7) Breaking the waves de Lars Von Trier
Il n’y aucun artifice, ici l’épure est la plus brève, ne s'abaissant jamais à aucune trivialité de mauvais gout, excepté le dernier plan un peu too much visuellement. Ce personnage d’Emily Watson transcende le film avec une force qui bouscule tout sur son passage, l’actrice semble comme habitée, avec ses grands yeux bleus entre délire hystérique et larmes d’amour. Breaking the waves devient la quête existentielle d’une femme qui vie entre culpabilité et recherche de rédemption, où les transgressions maritales de cette femme deviennent une preuve de sa foi, une marque d’amour indescriptible. Jamais larmoyant mais toujours émouvant, le film de Lars Von Trier laisse difficilement de marbre, montrant cette femme sautant à jamais dans le puits sans fond de l’amour.
8 ) Millennium Actress de Satoshi Kon
Comme dans Perfect Blue, Satoshi Kon porte un regard sur l’univers du spectacle, parfois malveillant, comme cette jalousie et connivence entre actrices qui aura des répercussions grandissantes. Cette thématique de la relation entre un fan et une célébrité est aussi au cœur du sujet mais cette fois ci, est pensée de manière bienveillante. Dans Millennium Actress, le fan invétéré n’est plus horrifique et pervers, il est simplement protecteur, une sorte de chevalier servant qui n’a qu’un seul but, faire briller les yeux de sa princesse. Le cinéma est le premier vecteur de nos souvenirs, il nous permet de continuer à croire en nos combats et en nos espérances les plus folles, changeant de visage sans le dévoiler vraiment, permettant alors l’entremêlement des sens pour faire perdurer le plus pur des sentiments. Et Satoshi Kon nous le rend bien.

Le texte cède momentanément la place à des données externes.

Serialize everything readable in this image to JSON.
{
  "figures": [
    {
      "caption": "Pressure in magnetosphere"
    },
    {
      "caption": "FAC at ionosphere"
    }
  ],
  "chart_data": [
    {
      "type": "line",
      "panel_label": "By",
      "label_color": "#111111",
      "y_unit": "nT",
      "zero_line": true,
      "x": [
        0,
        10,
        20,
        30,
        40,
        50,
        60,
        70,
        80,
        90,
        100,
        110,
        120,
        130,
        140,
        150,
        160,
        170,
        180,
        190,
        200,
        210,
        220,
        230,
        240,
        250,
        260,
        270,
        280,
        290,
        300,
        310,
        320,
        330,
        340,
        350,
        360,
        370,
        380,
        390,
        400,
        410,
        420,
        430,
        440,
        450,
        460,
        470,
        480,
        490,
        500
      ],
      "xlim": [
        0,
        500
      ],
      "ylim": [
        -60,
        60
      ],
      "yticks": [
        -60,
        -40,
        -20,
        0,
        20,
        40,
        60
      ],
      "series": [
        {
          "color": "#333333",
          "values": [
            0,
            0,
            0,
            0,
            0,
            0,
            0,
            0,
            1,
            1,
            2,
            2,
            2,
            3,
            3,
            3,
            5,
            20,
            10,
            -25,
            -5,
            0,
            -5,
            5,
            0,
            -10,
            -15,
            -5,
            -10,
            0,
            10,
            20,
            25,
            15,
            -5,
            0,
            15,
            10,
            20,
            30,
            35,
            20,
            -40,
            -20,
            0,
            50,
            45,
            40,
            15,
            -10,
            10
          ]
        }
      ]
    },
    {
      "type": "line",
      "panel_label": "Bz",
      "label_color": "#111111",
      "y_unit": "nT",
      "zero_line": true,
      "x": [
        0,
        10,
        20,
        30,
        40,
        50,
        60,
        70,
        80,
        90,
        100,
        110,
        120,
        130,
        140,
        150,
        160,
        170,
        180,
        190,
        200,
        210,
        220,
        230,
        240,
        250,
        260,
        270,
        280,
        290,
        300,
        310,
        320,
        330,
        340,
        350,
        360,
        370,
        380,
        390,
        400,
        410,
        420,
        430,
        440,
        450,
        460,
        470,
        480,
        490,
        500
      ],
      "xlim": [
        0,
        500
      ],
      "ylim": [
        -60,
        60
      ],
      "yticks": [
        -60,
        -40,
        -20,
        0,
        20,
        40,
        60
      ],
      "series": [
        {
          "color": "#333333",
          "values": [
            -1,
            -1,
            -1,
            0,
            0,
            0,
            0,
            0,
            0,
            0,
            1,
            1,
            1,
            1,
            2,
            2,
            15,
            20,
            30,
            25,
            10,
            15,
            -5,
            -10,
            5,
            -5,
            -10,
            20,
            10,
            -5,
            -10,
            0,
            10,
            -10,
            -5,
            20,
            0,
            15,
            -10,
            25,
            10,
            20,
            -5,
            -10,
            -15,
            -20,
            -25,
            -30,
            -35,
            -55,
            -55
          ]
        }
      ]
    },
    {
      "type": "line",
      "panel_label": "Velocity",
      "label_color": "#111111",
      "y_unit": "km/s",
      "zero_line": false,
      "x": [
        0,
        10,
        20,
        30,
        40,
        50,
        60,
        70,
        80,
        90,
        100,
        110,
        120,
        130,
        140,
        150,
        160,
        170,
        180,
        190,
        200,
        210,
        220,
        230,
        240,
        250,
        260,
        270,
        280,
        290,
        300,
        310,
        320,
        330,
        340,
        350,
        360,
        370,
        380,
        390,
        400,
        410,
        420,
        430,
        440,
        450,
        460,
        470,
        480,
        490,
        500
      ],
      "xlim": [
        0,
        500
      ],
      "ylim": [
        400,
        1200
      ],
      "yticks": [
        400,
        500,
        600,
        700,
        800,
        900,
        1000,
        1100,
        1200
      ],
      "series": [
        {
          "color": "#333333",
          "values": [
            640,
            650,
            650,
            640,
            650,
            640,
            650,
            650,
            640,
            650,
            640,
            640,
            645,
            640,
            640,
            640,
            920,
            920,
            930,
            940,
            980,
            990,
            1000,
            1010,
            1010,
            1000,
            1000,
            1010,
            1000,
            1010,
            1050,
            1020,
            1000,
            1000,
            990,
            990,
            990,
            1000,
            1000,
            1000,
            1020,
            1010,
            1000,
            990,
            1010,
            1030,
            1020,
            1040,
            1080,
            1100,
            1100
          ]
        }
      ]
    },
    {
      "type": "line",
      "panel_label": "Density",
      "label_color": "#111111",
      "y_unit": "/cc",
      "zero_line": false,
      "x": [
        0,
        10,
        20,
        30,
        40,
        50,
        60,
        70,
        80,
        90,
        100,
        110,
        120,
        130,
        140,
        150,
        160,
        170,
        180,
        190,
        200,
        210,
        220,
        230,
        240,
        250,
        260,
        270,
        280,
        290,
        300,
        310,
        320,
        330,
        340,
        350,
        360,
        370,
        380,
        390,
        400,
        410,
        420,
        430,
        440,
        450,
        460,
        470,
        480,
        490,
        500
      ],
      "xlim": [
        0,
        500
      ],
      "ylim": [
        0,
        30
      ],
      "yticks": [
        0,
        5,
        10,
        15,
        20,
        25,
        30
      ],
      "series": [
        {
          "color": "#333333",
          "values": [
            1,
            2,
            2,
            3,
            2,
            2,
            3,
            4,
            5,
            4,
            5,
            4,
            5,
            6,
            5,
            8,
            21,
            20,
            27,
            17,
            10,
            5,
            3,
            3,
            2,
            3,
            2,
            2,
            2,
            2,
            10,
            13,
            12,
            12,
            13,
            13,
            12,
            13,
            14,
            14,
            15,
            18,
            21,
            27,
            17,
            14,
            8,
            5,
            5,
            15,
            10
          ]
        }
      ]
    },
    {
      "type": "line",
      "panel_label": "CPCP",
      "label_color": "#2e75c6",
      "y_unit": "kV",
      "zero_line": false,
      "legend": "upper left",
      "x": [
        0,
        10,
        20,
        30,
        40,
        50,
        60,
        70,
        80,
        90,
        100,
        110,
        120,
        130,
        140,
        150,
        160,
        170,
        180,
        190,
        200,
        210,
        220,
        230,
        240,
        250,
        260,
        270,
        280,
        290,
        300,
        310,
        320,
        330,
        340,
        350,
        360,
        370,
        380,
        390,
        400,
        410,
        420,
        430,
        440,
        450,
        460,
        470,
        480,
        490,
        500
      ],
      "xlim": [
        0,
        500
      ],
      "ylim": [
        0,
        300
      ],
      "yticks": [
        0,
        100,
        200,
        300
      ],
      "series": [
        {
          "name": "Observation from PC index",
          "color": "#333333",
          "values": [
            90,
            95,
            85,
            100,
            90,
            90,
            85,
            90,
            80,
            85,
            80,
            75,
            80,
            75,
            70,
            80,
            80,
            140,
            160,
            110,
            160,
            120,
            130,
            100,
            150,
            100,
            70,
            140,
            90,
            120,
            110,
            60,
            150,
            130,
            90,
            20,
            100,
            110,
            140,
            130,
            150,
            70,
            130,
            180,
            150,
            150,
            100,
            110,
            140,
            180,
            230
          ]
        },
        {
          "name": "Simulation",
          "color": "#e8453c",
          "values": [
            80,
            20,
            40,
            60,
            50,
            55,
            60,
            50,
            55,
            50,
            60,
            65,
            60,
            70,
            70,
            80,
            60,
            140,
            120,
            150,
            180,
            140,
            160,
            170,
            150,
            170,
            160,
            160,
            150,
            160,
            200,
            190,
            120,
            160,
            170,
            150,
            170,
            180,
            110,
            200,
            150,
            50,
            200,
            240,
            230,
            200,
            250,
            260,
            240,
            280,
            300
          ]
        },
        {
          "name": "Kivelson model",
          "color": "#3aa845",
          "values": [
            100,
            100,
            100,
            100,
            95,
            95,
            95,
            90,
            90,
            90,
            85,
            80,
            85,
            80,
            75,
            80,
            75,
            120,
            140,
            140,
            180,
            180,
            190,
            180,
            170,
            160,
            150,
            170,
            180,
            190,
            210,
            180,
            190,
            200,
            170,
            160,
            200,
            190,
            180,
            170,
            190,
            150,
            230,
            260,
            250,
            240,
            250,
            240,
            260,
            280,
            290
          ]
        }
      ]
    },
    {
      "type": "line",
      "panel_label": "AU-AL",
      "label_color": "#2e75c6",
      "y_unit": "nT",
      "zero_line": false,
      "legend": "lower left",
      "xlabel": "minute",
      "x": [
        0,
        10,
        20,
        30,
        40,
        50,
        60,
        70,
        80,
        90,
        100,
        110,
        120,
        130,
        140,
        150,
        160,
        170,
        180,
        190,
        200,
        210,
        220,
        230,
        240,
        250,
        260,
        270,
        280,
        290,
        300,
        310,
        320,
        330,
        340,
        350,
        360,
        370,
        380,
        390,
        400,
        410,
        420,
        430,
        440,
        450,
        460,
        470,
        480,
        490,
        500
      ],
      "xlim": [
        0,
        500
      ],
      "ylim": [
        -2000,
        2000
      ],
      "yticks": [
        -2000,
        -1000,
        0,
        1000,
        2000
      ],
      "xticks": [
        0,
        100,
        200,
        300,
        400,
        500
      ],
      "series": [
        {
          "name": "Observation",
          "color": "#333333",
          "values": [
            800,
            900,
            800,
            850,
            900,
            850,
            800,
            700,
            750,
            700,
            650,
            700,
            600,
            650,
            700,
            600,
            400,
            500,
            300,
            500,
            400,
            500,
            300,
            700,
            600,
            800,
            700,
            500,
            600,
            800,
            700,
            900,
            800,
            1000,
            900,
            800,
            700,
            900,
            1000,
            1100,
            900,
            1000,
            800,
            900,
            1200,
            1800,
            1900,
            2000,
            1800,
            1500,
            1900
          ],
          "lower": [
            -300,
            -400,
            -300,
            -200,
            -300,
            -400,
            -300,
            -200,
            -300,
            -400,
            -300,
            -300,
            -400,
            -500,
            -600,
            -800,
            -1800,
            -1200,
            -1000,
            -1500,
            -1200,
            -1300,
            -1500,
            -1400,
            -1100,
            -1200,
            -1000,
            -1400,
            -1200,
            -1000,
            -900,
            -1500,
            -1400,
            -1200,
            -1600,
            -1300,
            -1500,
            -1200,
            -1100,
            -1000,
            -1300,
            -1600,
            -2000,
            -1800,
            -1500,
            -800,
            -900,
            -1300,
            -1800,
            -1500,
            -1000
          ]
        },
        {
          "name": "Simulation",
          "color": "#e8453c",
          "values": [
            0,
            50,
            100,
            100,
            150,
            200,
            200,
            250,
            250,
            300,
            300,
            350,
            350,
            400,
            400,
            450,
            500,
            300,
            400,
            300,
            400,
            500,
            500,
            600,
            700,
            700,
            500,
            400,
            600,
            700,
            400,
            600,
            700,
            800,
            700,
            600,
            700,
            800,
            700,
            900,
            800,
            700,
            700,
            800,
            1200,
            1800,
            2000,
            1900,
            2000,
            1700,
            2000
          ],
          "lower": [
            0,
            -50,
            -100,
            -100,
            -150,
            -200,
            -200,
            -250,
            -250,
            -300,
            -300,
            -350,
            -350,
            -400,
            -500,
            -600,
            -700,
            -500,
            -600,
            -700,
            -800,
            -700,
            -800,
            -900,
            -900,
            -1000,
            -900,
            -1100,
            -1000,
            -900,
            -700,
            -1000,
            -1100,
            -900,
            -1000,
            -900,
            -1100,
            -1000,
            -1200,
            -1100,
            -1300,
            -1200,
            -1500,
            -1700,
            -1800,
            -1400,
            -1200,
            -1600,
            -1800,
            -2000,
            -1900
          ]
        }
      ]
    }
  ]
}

9) Videodrome de David Cronenberg
Cronenberg parle de l’omniprésence de la technologie, de ce support télévisuel qui change les consciences, qui s’immisce dans l’intimité des gens, qui s’insère dans notre esprit pour changer notre point de vue sur la réalité et modulant notre propre santé. Mais comme à son habitude chez réalisateur canadien, la technologie n’influe pas que sur l’esprit mais aussi sur la chair humaine, sur notre corps. D’ailleurs d’un point de vue visuel, les effets gore n’ont pas pris une ride et font toujours leur petit effet. Virtualité ou réalité, tout cela n’a plus d’importance car la télévision nous dévoilera notre propre fin. Cronenberg nous balance au visage une œuvre mystique, morbide, d’une radicalité magnifique.
10) Cure de Kiyoshi Kurosawa
Le génie de Cure se trouve dans cet aspect humain, où Kurosawa s’interroge sur la fascination humaine pour le Mal, le démon qui sommeille en chacun de nous. Cure n’est pas un film de sérial killer comme les autres. Cure est fascinant, son réalisateur épure au maximum, minimalise ses effets dans tous les compartiments de son œuvre. Cure est presque hors du temps, envoutant le spectateur comme Mamiya hypnotise ses victimes qui deviennent elles-mêmes des coupables. Un peu à l’instar de la série Paranoia Agent de Satoshi Kon, Cure presse la gâchette sur une société nippone où un dénominateur commun, déclencheur des affres de tout un chacun, ouvre les vannes de la torpeur d’individus à la stabilité plus qu’approximative. Cure, se finit alors dans une perfection trouble grisante, dans une expectative nihiliste indicible.